Katolik inanç asketizme (çileci veya riyazi hayat biçimini yaşam tarzı olarak seçme ideolojisi) dayanıyordu. Tanrı’ya erişmek, ancak onun dediklerini yaparak mümkündü. Ancak bu pratik yıllar içinde değişikliğe uğramış, kilise siyasi erk kazandıktan sonra ruhban sınıfı gösteriş ve zenginliğe yönelmişti. Özellikle Haçlı Seferleri sırasında ruhban sınıfının askerlerle birlikte savaşlara katılması Katolikleri güç ve zenginliğin tuzağına düşürdü. Diğer yandan İsa’nın “Kendinize yetecek kadar kazanın, zenginlerin cennette yeri yoktur” öğretisinden de sapmak istemiyorlardı. Asketizm, her yapılan dünyevi işin cennete gitmek ve iyi Hıristiyan olmaya yönelik olması gerektiğini öğretiyordu. Katolik öğretinin tersine Protestanlık, çalışmayı ve kazanmayı ibadetin bir şekli olarak görüyordu. Onlara göre insan, doğuştan itibaren günahkârdı. Kiliseler ve gösterişli ayinler insanı günahlarından arındıramazdı. Protestanlık, duygulara karşı direnmeyi ve erdem sahibi olmayı hedefliyordu. İnsan günahlardan ancak üreterek ve çalışarak kurtulabilirdi. Tanrı’nın seçilmişleri, işindeki başarıya göre kutsadığına ve işe sadakatin esas olduğuna inanıyorlardı.
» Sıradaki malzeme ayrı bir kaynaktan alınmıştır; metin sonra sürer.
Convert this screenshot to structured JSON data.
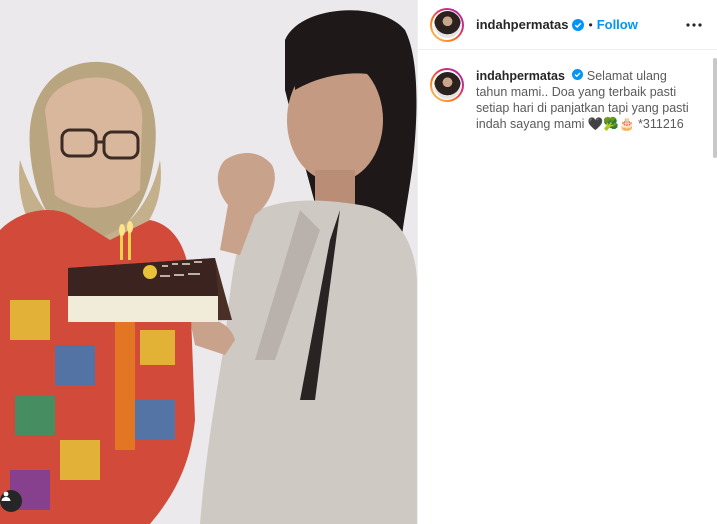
{
  "post": {
    "username": "indahpermatas",
    "follow_label": "Follow",
    "separator": "•",
    "caption_username": "indahpermatas",
    "caption_text": "Selamat ulang tahun mami.. Doa yang terbaik pasti setiap hari di panjatkan tapi yang pasti indah sayang mami 🖤🥦🎂 *311216"
  },
  "icons": {
    "verified": "verified-badge-icon",
    "more": "more-options-icon",
    "user_tag": "user-tag-icon"
  },
  "colors": {
    "accent": "#0095f6",
    "text": "#262626",
    "border": "#efefef"
  }
}
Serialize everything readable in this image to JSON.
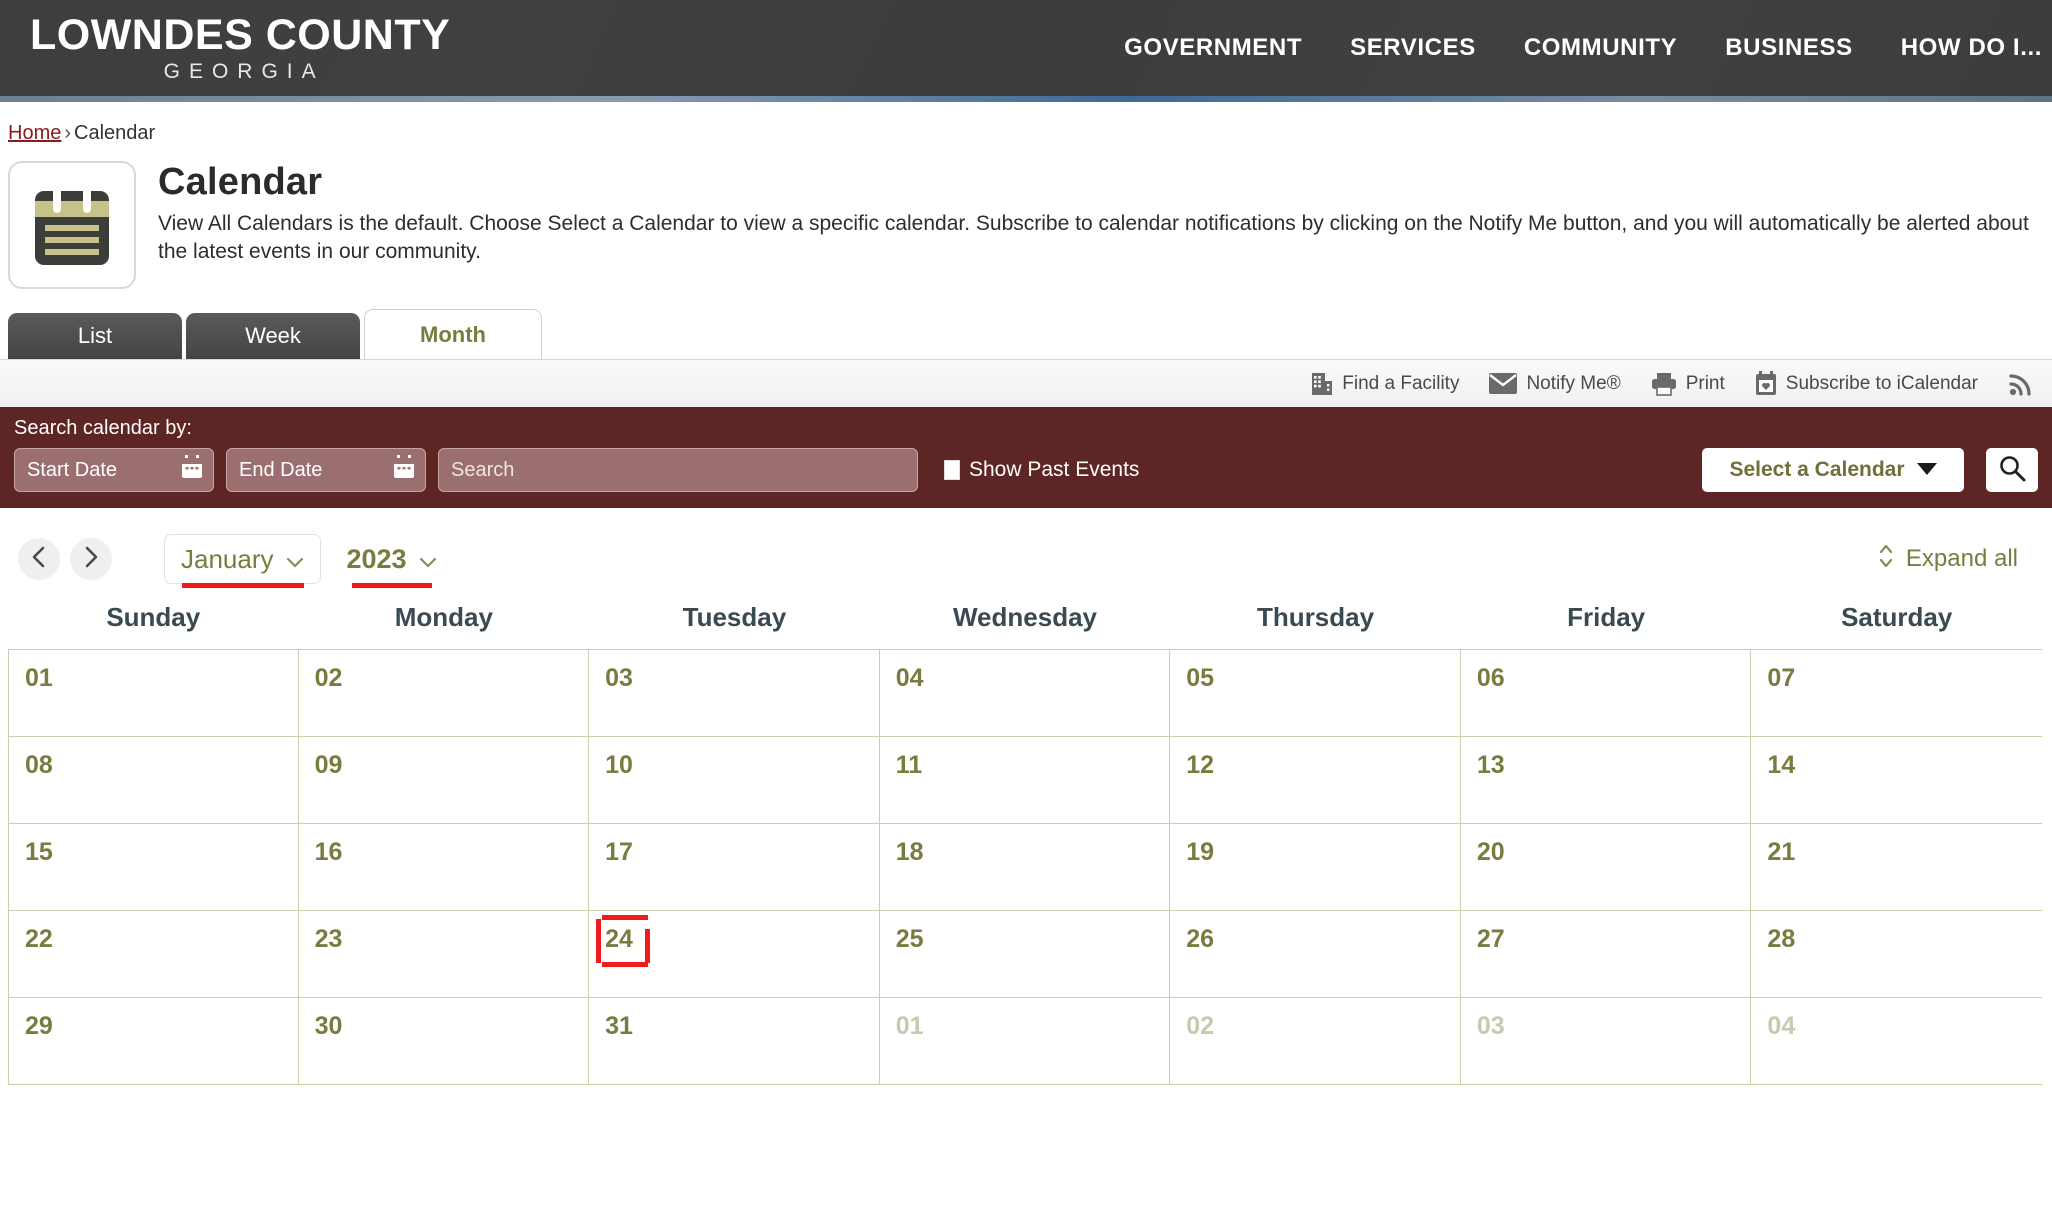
{
  "header": {
    "logo_main": "LOWNDES COUNTY",
    "logo_sub": "GEORGIA",
    "nav": [
      {
        "label": "GOVERNMENT"
      },
      {
        "label": "SERVICES"
      },
      {
        "label": "COMMUNITY"
      },
      {
        "label": "BUSINESS"
      },
      {
        "label": "HOW DO I..."
      }
    ]
  },
  "breadcrumb": {
    "home": "Home",
    "separator": "›",
    "current": "Calendar"
  },
  "page": {
    "title": "Calendar",
    "description": "View All Calendars is the default. Choose Select a Calendar to view a specific calendar. Subscribe to calendar notifications by clicking on the Notify Me button, and you will automatically be alerted about the latest events in our community.",
    "icon": "calendar-icon"
  },
  "tabs": [
    {
      "label": "List",
      "active": false
    },
    {
      "label": "Week",
      "active": false
    },
    {
      "label": "Month",
      "active": true
    }
  ],
  "toolbar": [
    {
      "label": "Find a Facility",
      "icon": "building-icon"
    },
    {
      "label": "Notify Me®",
      "icon": "envelope-icon"
    },
    {
      "label": "Print",
      "icon": "printer-icon"
    },
    {
      "label": "Subscribe to iCalendar",
      "icon": "calendar-heart-icon"
    },
    {
      "label": "",
      "icon": "rss-icon"
    }
  ],
  "search": {
    "label": "Search calendar by:",
    "start_date_placeholder": "Start Date",
    "end_date_placeholder": "End Date",
    "search_placeholder": "Search",
    "start_date_value": "",
    "end_date_value": "",
    "search_value": "",
    "show_past_events_label": "Show Past Events",
    "show_past_events_checked": false,
    "select_calendar_label": "Select a Calendar",
    "bar_color": "#5e2525"
  },
  "month_nav": {
    "prev_icon": "chevron-left-icon",
    "next_icon": "chevron-right-icon",
    "month": "January",
    "year": "2023",
    "expand_all_label": "Expand all",
    "annotation_color": "#ee1c1c"
  },
  "calendar": {
    "weekdays": [
      "Sunday",
      "Monday",
      "Tuesday",
      "Wednesday",
      "Thursday",
      "Friday",
      "Saturday"
    ],
    "highlighted_day": "24",
    "weeks": [
      [
        {
          "d": "01",
          "other": false
        },
        {
          "d": "02",
          "other": false
        },
        {
          "d": "03",
          "other": false
        },
        {
          "d": "04",
          "other": false
        },
        {
          "d": "05",
          "other": false
        },
        {
          "d": "06",
          "other": false
        },
        {
          "d": "07",
          "other": false
        }
      ],
      [
        {
          "d": "08",
          "other": false
        },
        {
          "d": "09",
          "other": false
        },
        {
          "d": "10",
          "other": false
        },
        {
          "d": "11",
          "other": false
        },
        {
          "d": "12",
          "other": false
        },
        {
          "d": "13",
          "other": false
        },
        {
          "d": "14",
          "other": false
        }
      ],
      [
        {
          "d": "15",
          "other": false
        },
        {
          "d": "16",
          "other": false
        },
        {
          "d": "17",
          "other": false
        },
        {
          "d": "18",
          "other": false
        },
        {
          "d": "19",
          "other": false
        },
        {
          "d": "20",
          "other": false
        },
        {
          "d": "21",
          "other": false
        }
      ],
      [
        {
          "d": "22",
          "other": false
        },
        {
          "d": "23",
          "other": false
        },
        {
          "d": "24",
          "other": false
        },
        {
          "d": "25",
          "other": false
        },
        {
          "d": "26",
          "other": false
        },
        {
          "d": "27",
          "other": false
        },
        {
          "d": "28",
          "other": false
        }
      ],
      [
        {
          "d": "29",
          "other": false
        },
        {
          "d": "30",
          "other": false
        },
        {
          "d": "31",
          "other": false
        },
        {
          "d": "01",
          "other": true
        },
        {
          "d": "02",
          "other": true
        },
        {
          "d": "03",
          "other": true
        },
        {
          "d": "04",
          "other": true
        }
      ]
    ]
  }
}
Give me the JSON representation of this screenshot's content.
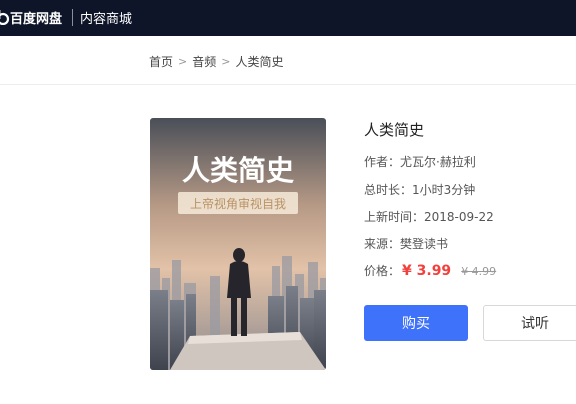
{
  "topbar": {
    "brand_name": "百度网盘",
    "section_name": "内容商城",
    "logo_icon": "baidu-netdisk-logo-icon"
  },
  "breadcrumb": {
    "items": [
      "首页",
      "音频",
      "人类简史"
    ],
    "separator": ">"
  },
  "book": {
    "title": "人类简史",
    "cover_title": "人类简史",
    "cover_subtitle": "上帝视角审视自我",
    "author_label": "作者：",
    "author": "尤瓦尔·赫拉利",
    "duration_label": "总时长：",
    "duration": "1小时3分钟",
    "updated_label": "上新时间：",
    "updated": "2018-09-22",
    "source_label": "来源：",
    "source": "樊登读书",
    "price_label": "价格：",
    "price": "¥ 3.99",
    "original_price": "¥ 4.99"
  },
  "actions": {
    "buy_label": "购买",
    "try_label": "试听"
  },
  "colors": {
    "topbar": "#0f1529",
    "accent": "#3f72fb",
    "price": "#f2403d"
  }
}
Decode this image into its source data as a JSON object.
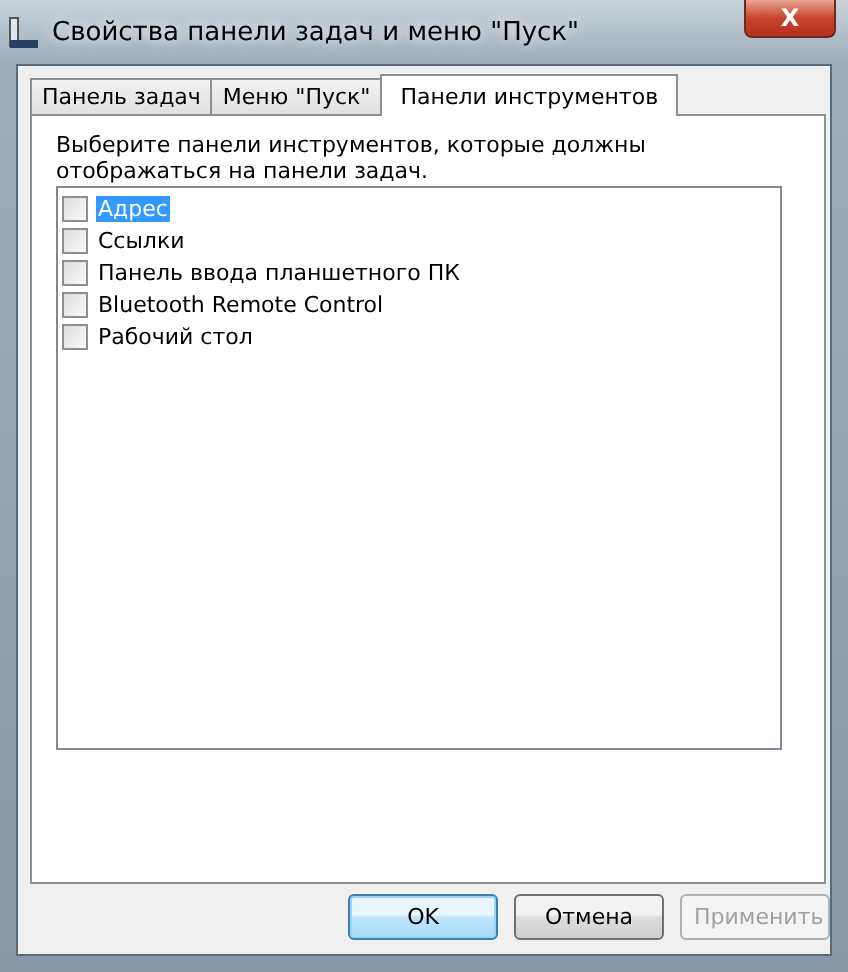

Protestanlık ve de özellikle Kalvinizm’de (John Calvin’in 16. yüzyıl başlarında ortaya attığı görüşlere dayanarak kurulan bir Hıristiyanlık mezhebi) mesleğe bağlılık ve işte en iyi olmak hedefleniyordu. Alman düşünür Goethe de “insan kendini eylemleri ile tanımlar” diyordu. Kalvinistler boş zamana, boş konuşmaya, lükse ve hatta fazla uyumaya bile karşıydı. Varlıklı olanın lükse veya hedonizme kapılmasına şiddetle karşı çıkıyor, servet artımının yeni işler ve yeni üretim yaratmaya yönelik olmasını istiyorlardı. Onlara göre fakir olmayı arzulamak, bilerek hasta olmak gibiydi. 17’inci yüzyılda İngiliz düşünür ve tarihçi Dayle, Hollanda’daki sermaye birikimini Kalvinizm’e bağladı. Calvin’e göre halk fakirse Tanrı’ya bağlı kalır, zenginleştikçe uzaklaşırdı. Protestanlığın bu öğretisi, yeni zengin bir sınıf yarattı. Sanayi Devrimi’nden sonra köylü ve çiftçiyi işçi sınıfına ve sonra burjuvaziye dönüştürdü, hepsinden önemlisi sınıf atlamanın yolunu açtı. Protestan kapitalistler, kiliseye zaman içinde kayıtsız kaldılar. Böylece reform protestanlığı yaratarak, çalışmaya ve meslek sahibi olmaya kutsallık getirdi. Öyle ki bazı Kalvinistler daha da ileri giderek “tek ödev çalışmaktır” dediler. Yıllar içinde Kalvinizm nedeniyle burjuva sınıfı kazandı ve kazancını yeni yatırımlara yöneltti.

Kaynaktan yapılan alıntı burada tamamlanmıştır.